Maria. We will call her name Maria to protect her identity in the telling of this story written by Sean Warren – Pastor of Community Engagement + Guest Services.

This morning we opened the summer cooling station here at the church and our guests started trickling in. Some are dropped off, others own not so gently used cars, and of course there are those who just come by foot. Maria came in leaving her car/home in the parking lot. When she walked in, she was warmly greeted by our church staff and the staff of the Salvation Army….greeted by name. (Something you don’t often think about, but many people experiencing homelessness don’t have someone to call them by name.)

“How you doing Maria?”
“I am blessed!” (Maria has just completed a night shift as a roaming fill in for a local gas station chain.)

As Maria entered the room she looked through a small rack of t-shirts that are free for the taking. Her eyes spied the “I love the 80’s” shirt and a big smile came over her face.

“That’s when I was a teenager!”

Maria takes the slightly smaller shirt then she should actually wear and starts to stretch it out. I ask what kind of music did she listen to back in the day, and she is quick to say Madonna, Cindy Lauper, Duran Duran, Michael Jackson….etc. She then makes a statement about Michael Jackson.

”I think he must have been abused as a child. Growing up on the road. No one looking out for him…I think that is why he must have done some of the things he did.”

I nodded in agreement, and said, “Yep, there was definitely something wrong there.”

Then she says, with the volume of her voice dropping, “I too was abused. It wasn’t by my father, he died when I was three. It was by my mom’s boyfriend. I was four.”

Not anticipating such a quick and brutally transparent statement, all I could say was,
“I am so sorry Maria, that shouldn’t have ever happened to you.”
Maria gently nodded her head in agreement.

Then for the next fifteen minutes, Maria became a stream of consciousness laying out before me the road that has brought her to this cooling station. Her mom and dad legally came over the boarder for work when she was very little, but her father died and her mother was left to scramble with her children. One aunt took her oldest sister, and she and her smaller sister went with mom.

“My mom didn’t really marry this guy. I don’t know if she really loved him, I just think that she didn’t want to be alone.”

It also went through my mind that it was a move of survival…no money, a different country, no family around, what do you do? At least that guy gave them shelter and food. But that man was also a predator. And a young Maria was powerless.

Maria then talked about how she cared for her younger sister and protected her. She said her mother had to work multiple jobs, so she was the mother of her sister. She said,

“When I was thirteen I told my sister about Jesus, and she became a Christian. She still thanks me to this day for telling her about Jesus when we are on the phone.”

She turns her head and starts to wipe tears that are coming down her face. I ask if she ever gets to see her sister. She said no, she lives very far away. When I asked her about her own family, she stated that she has three children.
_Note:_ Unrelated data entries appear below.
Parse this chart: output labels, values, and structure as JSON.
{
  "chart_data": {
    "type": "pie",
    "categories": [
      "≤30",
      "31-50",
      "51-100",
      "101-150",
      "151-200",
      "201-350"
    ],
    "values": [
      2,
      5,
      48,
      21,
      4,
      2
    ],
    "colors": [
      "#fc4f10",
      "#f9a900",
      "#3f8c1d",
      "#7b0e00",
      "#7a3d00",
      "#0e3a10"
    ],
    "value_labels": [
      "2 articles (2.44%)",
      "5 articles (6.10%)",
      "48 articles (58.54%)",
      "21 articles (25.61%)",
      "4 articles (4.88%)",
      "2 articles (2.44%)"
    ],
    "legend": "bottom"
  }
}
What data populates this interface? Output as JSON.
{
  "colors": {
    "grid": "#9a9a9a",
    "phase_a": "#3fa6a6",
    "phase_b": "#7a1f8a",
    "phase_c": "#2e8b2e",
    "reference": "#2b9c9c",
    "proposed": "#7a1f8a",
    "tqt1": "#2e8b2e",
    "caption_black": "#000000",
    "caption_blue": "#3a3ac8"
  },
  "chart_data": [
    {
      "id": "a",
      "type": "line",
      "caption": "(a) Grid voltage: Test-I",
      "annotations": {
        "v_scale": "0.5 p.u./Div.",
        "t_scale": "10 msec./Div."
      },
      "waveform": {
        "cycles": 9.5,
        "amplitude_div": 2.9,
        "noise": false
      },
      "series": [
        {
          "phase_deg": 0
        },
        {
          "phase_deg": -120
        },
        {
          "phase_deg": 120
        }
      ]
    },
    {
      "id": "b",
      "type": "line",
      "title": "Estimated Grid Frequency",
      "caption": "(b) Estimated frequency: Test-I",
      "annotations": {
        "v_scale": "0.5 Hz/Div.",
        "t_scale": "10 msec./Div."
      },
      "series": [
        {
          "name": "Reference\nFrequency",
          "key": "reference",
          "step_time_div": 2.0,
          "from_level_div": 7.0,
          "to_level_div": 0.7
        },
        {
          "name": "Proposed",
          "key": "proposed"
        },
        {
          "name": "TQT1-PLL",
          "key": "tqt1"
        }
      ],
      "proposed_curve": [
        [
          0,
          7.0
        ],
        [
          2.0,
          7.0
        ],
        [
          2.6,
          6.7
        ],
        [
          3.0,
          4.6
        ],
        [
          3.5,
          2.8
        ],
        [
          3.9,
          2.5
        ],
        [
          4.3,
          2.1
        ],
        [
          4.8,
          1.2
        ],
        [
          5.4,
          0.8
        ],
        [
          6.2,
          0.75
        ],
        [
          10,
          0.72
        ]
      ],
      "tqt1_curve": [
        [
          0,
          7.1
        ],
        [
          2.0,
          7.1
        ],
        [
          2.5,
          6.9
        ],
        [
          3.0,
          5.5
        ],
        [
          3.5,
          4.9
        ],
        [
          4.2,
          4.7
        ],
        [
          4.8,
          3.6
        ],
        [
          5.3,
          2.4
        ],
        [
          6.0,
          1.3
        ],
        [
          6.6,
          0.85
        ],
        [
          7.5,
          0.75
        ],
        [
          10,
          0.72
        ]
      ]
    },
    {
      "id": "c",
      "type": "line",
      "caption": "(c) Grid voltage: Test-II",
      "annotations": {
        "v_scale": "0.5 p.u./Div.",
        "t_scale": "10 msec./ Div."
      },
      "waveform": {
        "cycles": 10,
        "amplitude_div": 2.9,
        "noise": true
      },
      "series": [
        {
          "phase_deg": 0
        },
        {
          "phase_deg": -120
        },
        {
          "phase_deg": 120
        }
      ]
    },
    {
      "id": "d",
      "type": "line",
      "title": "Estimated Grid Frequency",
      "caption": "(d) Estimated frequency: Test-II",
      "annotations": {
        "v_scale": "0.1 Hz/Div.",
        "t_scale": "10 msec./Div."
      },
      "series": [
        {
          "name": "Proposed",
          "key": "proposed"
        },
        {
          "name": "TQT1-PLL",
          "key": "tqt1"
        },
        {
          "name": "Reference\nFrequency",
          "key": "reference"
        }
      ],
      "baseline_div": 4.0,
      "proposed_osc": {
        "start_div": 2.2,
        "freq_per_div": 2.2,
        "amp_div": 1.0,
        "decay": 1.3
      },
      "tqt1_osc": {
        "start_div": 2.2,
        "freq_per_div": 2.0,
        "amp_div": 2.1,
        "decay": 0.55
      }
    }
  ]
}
One son used drugs and became schizophrenic. She doesn’t know where he is, he too is homeless somewhere. She has another daughter who is married with two children and one on the way but they had to move into temporary housing. She then stated, I could never live with them, they need to have their own lives, and I don’t want to be a burden to them. She then tells me of her last daughter, who somehow became a nurse. She only occasionally talks to her…she says,

“I call her and say, ‘Baby I love you so much, I’m proud of you.’ She tells me she loves me too, but she is really busy, and we don’t have time to talk.”

My heart feels the pain of the daughter….she is glad she escaped, she doesn’t know what to talk about, but she loves her mother. Maria stated that she did some drugs years ago, and did time in prison. She then said,

“I don’t know why, I’ve just been so angry over the years.”

Maria then begins to quote scripture and talks about life choices. She states that she wishes more people around her would change their life by accepting Jesus…and then she talks about how life is so good for her, and how blessed she is.

I told her Jesus has this cot for her, this food, and cool space for her to rest today.
She continued to talk about how blessed she was…

I believe Maria is an example of the complexity of one person’s story. Multiple cultures, languages, death, abandonment, abuse, vulnerability, missing family, ambiguity, anger, addiction, incarceration, motherhood, hard working, sacrifice, loss, hope in despair, perseverance, fear and the struggle to be seen or heard.

If we could only have magical sunglasses to see things as they really are, the ability to know the true context of the soul standing before us, I am confident our hearts would break, our compassion would flow, and the desire to do more would increase. We would recognize this it is infinity more complex then the headline or sound bite….it’s a human that needs hope.

Recently I read this quote.

“People don’t walk around with signs. But everyone’s struggling with something. When we are mindful of this, we are gentler with others. When we forget this, we abandon our humanity.”

Matthew Kelly – Life is Messy

God, make us into the compassionate humans we need to be.